Folha de S. Paulo
Proposta é coerente com o que foi a política
externa de seus governos anteriores e vai além
Lula foi
à ONU defender
sua visão sobre o que a globalização deve ser. É uma proposta inteiramente
coerente com o que foi a política externa de seus governos anteriores, mas que
dá alguns passos à frente.
A essência do discurso de
Lula foi uma defesa do multilateralismo, a negociação de soluções globais para
problemas globais em instituições
como a ONU ou a Organização Mundial do Comércio, ambas defendidas
por Lula em seu discurso. Lula também defendeu um tratado sobre pandemias a
ser celebrado no âmbito da Organização Mundial da Saúde e uma
"governança intergovernamental da inteligência artificial".
O discurso de Lula começou defendendo o "Pacto para o Futuro", documento aprovado em uma reunião ocorrida poucos dias antes da abertura da Assembleia. Em seu item 7, o documento diz: "hoje nos comprometemos com um novo começo do multilateralismo". A frase mais forte do discurso de Lula foi "expressões como 'desglobalização' se tornaram corriqueiras. Mas é impossível 'desplanetizar' nossa vida em comum".

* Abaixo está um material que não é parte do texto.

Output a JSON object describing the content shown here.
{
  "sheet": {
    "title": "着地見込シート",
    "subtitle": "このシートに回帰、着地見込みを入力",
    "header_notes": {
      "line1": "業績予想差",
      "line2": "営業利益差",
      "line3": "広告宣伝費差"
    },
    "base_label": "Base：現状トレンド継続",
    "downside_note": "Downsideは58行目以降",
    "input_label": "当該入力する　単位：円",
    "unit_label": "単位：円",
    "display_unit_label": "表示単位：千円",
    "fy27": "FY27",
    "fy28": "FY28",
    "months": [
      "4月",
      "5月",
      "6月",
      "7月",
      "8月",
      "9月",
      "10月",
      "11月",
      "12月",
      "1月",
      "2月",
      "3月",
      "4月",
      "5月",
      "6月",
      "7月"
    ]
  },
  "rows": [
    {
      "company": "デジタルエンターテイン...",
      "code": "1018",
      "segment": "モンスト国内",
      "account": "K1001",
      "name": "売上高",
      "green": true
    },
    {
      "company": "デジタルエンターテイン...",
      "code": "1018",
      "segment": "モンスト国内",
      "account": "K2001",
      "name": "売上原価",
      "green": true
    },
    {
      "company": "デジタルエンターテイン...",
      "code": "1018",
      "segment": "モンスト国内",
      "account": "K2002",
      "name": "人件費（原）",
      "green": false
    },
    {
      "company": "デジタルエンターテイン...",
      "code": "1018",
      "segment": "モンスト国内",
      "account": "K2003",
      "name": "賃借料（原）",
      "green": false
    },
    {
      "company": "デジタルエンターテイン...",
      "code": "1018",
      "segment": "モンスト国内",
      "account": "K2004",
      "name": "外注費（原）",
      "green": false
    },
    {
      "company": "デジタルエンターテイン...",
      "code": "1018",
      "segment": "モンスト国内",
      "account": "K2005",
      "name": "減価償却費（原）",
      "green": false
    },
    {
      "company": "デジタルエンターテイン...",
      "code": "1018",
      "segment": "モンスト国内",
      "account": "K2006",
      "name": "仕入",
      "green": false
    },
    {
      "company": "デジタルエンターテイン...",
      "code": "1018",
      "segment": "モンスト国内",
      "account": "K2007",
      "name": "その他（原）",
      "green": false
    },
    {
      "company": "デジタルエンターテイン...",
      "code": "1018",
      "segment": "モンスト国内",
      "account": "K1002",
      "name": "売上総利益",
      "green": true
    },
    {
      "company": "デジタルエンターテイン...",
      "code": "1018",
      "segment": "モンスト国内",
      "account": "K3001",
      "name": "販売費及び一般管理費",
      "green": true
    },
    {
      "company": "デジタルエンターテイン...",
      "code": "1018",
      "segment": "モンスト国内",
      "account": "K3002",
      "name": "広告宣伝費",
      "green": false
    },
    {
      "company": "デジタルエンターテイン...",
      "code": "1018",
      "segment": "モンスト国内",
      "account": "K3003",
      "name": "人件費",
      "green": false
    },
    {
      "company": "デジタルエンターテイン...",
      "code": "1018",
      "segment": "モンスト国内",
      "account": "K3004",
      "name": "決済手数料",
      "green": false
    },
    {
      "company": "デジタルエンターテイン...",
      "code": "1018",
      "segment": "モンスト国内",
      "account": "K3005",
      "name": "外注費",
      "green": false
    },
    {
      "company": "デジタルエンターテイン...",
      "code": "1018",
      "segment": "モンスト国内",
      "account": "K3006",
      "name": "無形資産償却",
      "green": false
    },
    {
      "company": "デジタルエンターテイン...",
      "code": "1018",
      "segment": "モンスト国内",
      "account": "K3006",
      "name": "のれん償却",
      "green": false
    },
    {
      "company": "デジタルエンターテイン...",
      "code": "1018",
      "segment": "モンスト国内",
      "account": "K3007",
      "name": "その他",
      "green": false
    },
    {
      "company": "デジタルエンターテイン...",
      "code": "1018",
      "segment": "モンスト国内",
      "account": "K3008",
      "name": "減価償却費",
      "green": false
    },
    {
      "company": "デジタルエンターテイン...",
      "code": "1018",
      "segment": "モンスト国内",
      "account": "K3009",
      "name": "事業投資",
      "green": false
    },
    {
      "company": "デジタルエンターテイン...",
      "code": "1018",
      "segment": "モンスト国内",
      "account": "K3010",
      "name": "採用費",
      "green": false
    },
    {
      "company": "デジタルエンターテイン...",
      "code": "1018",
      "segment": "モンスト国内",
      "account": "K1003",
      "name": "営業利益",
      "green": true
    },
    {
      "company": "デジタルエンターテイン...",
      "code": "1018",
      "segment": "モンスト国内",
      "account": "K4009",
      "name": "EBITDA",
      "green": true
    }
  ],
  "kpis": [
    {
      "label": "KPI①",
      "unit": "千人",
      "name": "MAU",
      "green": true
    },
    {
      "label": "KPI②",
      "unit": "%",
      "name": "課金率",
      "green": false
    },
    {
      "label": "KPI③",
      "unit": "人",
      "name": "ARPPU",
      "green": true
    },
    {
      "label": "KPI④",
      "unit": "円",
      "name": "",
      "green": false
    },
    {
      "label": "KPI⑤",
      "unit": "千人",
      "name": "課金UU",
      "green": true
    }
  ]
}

A extrema direita costuma caracterizar o
multilateralismo como "globalismo", mas isso é falso. Nenhuma
organização global tem poder
de governo. Elas representam um compromisso de que os países membros tentarão
resolver através da negociação
problemas globais impossíveis de serem resolvidos por cada um deles,
isoladamente.
Mas o antiglobalismo de Bolsonaro —que
deu as caras no discurso de Milei—
é sobretudo sacanagem contra os pobres. Ninguém ali está sinceramente
preocupado com o risco de a ONU fazer seu filho virar gay. O medo é que a
união dos países impeça os ricos de sonegarem impostos, ou proíba Elon
Musk de patrocinar golpistas, ou coloque limites sobre a
exploração predatória de
recursos naturais. Bolsonaro e Milei não querem fortalecer o Brasil ou a Argentina diante
da ONU, querem enfraquecê-los diante de interesses econômicos que, estes sim,
já são globalizados.
Essa aposta no multilateralismo muitas vezes
é ignorada nas análises sobre a política externa dos primeiros governos
Lula. É fácil entender por que: ela não é politicamente
instrumentalizável. Nesse caso, a diferença entre governos tucanos e petistas foi uma
inflexão, não uma ruptura. No governo FHC, o
mesmo Celso
Amorim que foi chanceler de Lula atuou sob ordens de José
Serra na OMC para conseguir a quebra de patentes que deu origem a nossos
medicamentos genéricos.
Na segunda metade dos anos 2000, os
resultados dessa estratégia foram se mostrando decepcionantes. O Brasil quase
conseguiu mediar um acordo importantíssimo na Organização Mundial de
Comércio, que provavelmente teria ajudado o mundo a crescer mais rápido nos
anos seguintes. Porém, na última hora, Estados
Unidos e Índia deram
para trás. A ONU não foi reformada para incluir novas vozes, como pareceu que
seria nos anos 2000. Desde então, o multilateralismo entrou em uma crise cada
vez mais profunda.
Entendo quem ache que o discurso
multilateralista de Lula parece velho, ideologicamente preso na época de seus
primeiros mandatos. Mas essa crítica só faria sentido se, desde então,
alguma outra visão tivesse oferecido soluções melhores para os problemas globais, que
continuam se agravando. Respire a fumaça no ar e me diga se isso aconteceu.